Although Washington’s book is about the medical industry and its exploitation of black people in America throughout time, there is a particularly interested part about the inner workings of some birth control studies. For example, the Depo-Provera shot which was given to dogs (beagles), in 1978, before it was human tested. The shot was created with the intention of being a cancer treatment but seeing it helped to prevent pregnancy changed its destiny. All of the dogs developed breast cancer but didn’t get knocked up. So they moved on to phase 2: human experimentation.  Nearly 5,000 were injected. Because they were unable to find funding for the drug, it disappeared for a while. When I was in high school, the Depo shot was proposed to us as a new and easy solution to teen pregnancy. You didn’t have to worry about taking a pill every day and best part of it… no monthly period! I remember seeing commercials on TV for it and being envious of the girls I knew had it.

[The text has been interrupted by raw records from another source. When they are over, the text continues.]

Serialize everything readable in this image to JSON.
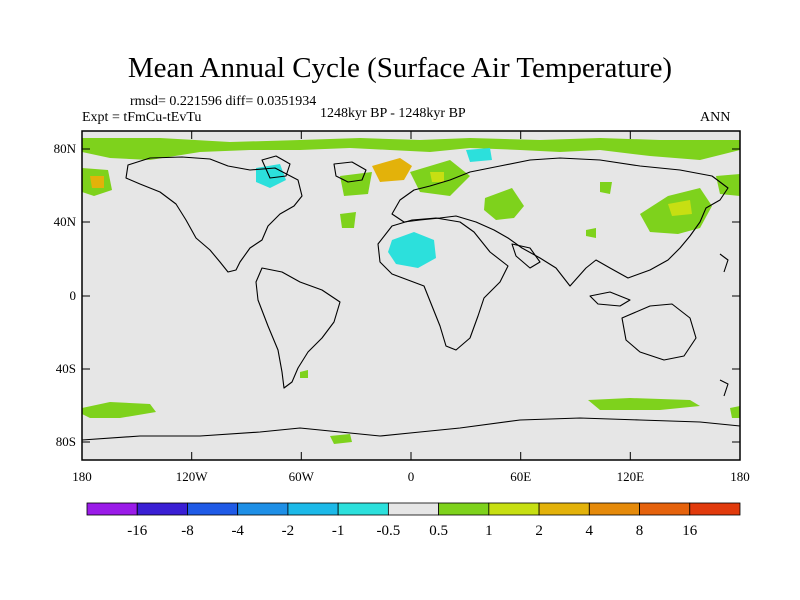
{
  "title": "Mean Annual Cycle (Surface Air Temperature)",
  "stats": "rmsd= 0.221596 diff= 0.0351934",
  "experiment": "Expt = tFmCu-tEvTu",
  "period": "1248kyr BP - 1248kyr BP",
  "season": "ANN",
  "lat_ticks": [
    "80N",
    "40N",
    "0",
    "40S",
    "80S"
  ],
  "lon_ticks": [
    "180",
    "120W",
    "60W",
    "0",
    "60E",
    "120E",
    "180"
  ],
  "colorbar": {
    "labels": [
      "-16",
      "-8",
      "-4",
      "-2",
      "-1",
      "-0.5",
      "0.5",
      "1",
      "2",
      "4",
      "8",
      "16"
    ],
    "colors": [
      "#9a1be8",
      "#3a1fd4",
      "#1f5ae6",
      "#1e8fe6",
      "#1cb9e8",
      "#2ce0dc",
      "#e6e6e6",
      "#7ed21c",
      "#c7df12",
      "#e3b20a",
      "#e58a0a",
      "#e5620c",
      "#e13a0c"
    ]
  },
  "colors": {
    "background_field": "#e6e6e6",
    "positive_small": "#7ed21c",
    "positive_mid": "#c7df12",
    "positive_high": "#e3b20a",
    "negative_small": "#2ce0dc"
  }
}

The birth control industry still texts on humans today. They usually do it in poor third world places like Nicaragua, Venezuela and various African villages. The notion attached to this is that black and brown women in these places are not only uneducated but also not cared about. Because the 17 year old girl in the Bronx does not care if 50 women had to become sterile in order to ensure she and her boyfriend can have unprotected sex. She was not taught to care. The saddest part is, sometimes these drugs are not just tested in third world countries. There have been incidents where drug research companies test birth control on young black and brown girls right here in the U.S. In cities with high teenage pregnancy rates like Baltimore drug companies are partnering with schools to administer birth control to students. This is wrong both because they are underage (with no parental consent) and because they do not have the girls medical histories and could be putting their health at risk.

Moral of the Story

If you read all of this so far, thanks! My point is, when you take hormonal birth control, you interrupt your body’s natural processes. Hormones are a vital part in every system within the body. When they are off balance, you are vulnerable. Also, many of them have life threatening side effects and can lead to major health issues like cancer. I’m not sure about you, but I would much rather have a baby than cancer. And from an humanitarian standpoint, when we give our money (or our insurance company’s money) to these drug companies, we condone their unethical business practices. We create a demand for a product that hurts other people. We give poor black/brown people around the world their death sentence.